When all the mentioned requirements of asymptotic behavior are secured, coefficient of form will correlate hydraulic fineness with size of fraction of different form. Our analysis has shown that this characteristic is secured by a coefficient, calculated with formula:
α = 0,8, according to (4), (7)
Indexes Cf1, and Cf2 provide an obviously increased coefficient of form. It is linked to the fact that for Kf4 dependence between fractions is considered linear, and for Kf1 – according to a square parabola. Their further study shows us that the degree of nonlinearity of hydraulic processes lies between (1) and (2). In (7) it equals 2α = 1,6, in other words, this dependence is described as parabola less than a square one that, obviously, corresponds to the physics of this phenomenon. Really, square parabola naturally considers only the area of diametric direction of a fraction sector flow, and parabola of a less degree considers a fraction’s volume as well. Studying these indexes, we can form equations of deposition and washing a separate part of spheric (Cf = 1) and non-spheric (Cf < 1) form.

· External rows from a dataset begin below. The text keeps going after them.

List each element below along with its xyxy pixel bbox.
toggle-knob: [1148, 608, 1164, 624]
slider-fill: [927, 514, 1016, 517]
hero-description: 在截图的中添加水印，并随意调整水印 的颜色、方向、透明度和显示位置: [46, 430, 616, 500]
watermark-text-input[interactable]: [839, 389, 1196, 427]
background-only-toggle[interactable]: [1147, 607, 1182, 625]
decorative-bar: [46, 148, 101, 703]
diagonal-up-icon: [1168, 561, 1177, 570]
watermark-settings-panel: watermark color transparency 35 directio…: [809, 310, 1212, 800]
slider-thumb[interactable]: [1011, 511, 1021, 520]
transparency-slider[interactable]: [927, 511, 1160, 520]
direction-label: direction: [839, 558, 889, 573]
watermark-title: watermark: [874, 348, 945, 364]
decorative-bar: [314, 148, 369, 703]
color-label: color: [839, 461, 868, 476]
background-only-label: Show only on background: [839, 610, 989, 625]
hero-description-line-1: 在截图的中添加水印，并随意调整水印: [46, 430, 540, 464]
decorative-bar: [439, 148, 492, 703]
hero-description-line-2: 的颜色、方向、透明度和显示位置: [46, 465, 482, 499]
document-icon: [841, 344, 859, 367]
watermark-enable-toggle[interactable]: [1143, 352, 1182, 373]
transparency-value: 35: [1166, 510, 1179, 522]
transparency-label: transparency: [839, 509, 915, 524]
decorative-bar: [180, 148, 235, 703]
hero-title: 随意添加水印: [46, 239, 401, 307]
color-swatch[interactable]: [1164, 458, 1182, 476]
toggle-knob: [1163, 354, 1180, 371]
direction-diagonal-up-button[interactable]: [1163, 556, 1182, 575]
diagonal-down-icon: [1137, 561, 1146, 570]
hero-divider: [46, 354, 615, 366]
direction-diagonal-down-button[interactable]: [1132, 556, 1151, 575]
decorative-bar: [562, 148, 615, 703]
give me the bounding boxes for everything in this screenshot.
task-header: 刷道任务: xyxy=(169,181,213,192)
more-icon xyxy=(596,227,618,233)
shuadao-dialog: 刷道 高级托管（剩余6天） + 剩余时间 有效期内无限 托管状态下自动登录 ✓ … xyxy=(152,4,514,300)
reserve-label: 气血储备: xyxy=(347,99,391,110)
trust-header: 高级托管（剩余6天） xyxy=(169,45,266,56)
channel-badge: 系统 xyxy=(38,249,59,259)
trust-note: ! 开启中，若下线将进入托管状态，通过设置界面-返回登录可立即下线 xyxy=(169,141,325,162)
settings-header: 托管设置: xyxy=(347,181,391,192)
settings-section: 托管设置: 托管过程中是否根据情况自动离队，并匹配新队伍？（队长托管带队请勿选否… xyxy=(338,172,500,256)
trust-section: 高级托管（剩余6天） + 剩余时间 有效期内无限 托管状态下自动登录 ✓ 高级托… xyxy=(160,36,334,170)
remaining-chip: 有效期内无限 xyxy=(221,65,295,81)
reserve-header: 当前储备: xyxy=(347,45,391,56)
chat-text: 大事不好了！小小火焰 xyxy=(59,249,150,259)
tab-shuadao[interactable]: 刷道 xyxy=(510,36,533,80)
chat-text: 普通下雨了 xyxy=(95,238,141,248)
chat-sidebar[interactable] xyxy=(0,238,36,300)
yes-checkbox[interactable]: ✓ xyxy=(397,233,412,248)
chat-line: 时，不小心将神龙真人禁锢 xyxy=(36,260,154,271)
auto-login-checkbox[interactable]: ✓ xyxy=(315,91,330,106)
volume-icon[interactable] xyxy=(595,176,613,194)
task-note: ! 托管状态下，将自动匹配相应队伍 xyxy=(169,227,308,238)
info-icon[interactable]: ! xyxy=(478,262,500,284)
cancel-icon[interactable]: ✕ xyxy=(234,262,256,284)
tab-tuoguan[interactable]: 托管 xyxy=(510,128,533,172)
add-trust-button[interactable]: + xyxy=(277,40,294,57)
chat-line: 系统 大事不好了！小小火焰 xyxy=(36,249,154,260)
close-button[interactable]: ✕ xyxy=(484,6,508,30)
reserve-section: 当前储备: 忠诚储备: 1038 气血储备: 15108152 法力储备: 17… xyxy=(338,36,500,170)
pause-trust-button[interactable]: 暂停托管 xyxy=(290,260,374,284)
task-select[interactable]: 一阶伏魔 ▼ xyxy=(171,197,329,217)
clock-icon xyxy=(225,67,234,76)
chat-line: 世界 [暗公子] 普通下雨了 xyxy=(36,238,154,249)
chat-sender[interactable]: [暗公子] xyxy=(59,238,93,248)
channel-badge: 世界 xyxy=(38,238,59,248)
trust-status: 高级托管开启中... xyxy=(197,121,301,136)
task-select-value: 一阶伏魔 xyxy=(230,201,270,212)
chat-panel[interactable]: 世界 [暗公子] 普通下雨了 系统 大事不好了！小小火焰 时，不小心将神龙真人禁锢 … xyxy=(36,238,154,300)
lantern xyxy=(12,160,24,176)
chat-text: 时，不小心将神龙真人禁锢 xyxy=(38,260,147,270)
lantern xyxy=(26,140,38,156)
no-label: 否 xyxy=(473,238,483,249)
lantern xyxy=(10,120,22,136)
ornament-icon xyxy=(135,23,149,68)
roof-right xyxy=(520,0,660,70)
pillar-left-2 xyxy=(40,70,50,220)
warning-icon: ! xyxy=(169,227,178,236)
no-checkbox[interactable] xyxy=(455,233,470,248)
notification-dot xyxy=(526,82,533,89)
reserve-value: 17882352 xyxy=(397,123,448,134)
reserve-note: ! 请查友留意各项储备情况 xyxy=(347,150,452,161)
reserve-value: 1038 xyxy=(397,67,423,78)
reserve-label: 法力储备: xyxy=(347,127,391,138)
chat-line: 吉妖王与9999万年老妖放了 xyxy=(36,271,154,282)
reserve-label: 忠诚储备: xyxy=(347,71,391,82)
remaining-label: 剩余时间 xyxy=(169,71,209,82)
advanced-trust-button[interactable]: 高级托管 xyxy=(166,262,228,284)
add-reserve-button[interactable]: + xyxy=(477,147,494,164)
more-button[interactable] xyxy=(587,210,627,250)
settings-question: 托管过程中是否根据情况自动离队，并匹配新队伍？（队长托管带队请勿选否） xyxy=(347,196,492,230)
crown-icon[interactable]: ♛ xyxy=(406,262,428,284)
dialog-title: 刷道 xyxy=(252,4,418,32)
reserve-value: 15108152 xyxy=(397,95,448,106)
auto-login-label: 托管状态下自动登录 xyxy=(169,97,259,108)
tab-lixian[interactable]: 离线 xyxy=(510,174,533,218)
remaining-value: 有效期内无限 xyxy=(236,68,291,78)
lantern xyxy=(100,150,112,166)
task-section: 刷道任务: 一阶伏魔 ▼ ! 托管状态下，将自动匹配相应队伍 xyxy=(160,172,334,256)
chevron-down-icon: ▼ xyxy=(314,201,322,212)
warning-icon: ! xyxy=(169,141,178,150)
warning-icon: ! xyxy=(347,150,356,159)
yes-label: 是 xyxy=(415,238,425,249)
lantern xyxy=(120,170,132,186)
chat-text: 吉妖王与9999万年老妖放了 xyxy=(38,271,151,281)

Calculating heterogeneity of fractions composition in motion, still and suspended conditions.
We study the very totality of a fraction, when conditions for their motion are placed, flow structure and vertical transition of a fraction (lifting and descending) are formed, fractions are placed in a suspended condition, fraction flow is in turbulence.
Descriptions of fractions are usually based on an assumption that they are formed occasionally, and each size of fraction can be given a provision (weight coefficient). While breaking fractions into definite intervals, for example, via sieving analysis, one can come up with a curve of granulometric composition. This curve is constructed on discreet value of sieving sizes. Besides, there is always a certain function in its form, as we are studying an interval of fraction size. After that we calculate a density and connectivity of fraction flow, speed of free even drop of fractions in a still liquid (water).
Considering these indexes, we have formed equations of deposition and washing of a flow of non-linked fractions of spheric (Cf = 1) and non-spheric (Cf < 1) form.
Description of fractions’ motion in a flow with a suspended condition and constructing diffusion models of dynamics of fraction mixtures with an account of boundary conditions (concentration of suspension at a lower border).
For a stationary case (when concentration of fractions C and coefficient of diffusion Cd do not alter) we have an equation of Frankle type:
where ω is hydraulic size; z is vertical coordinate.
Equation (8) should be supplemented with border conditions at the border z = 0, С(0) = С0. In this case its particular solution in terms of constant equality of a substance quality that moves up and down looks as:
Defining functions С0 and Cd according to (9), we calculate profile of a substance concentration.
Description of a silt’s condition from the point of sanding according to rheological model is represented by integral differential equations of Fredgolm and Volter type of the second order and development of model of identifying cores of creeping and relaxation for a specific silt.
The work is submitted to the International Scientific Conference «Control of production and natural resources», Australia (Sydney), March 26 –April 6, 2013, came to the editorial office оn 28.01.2013.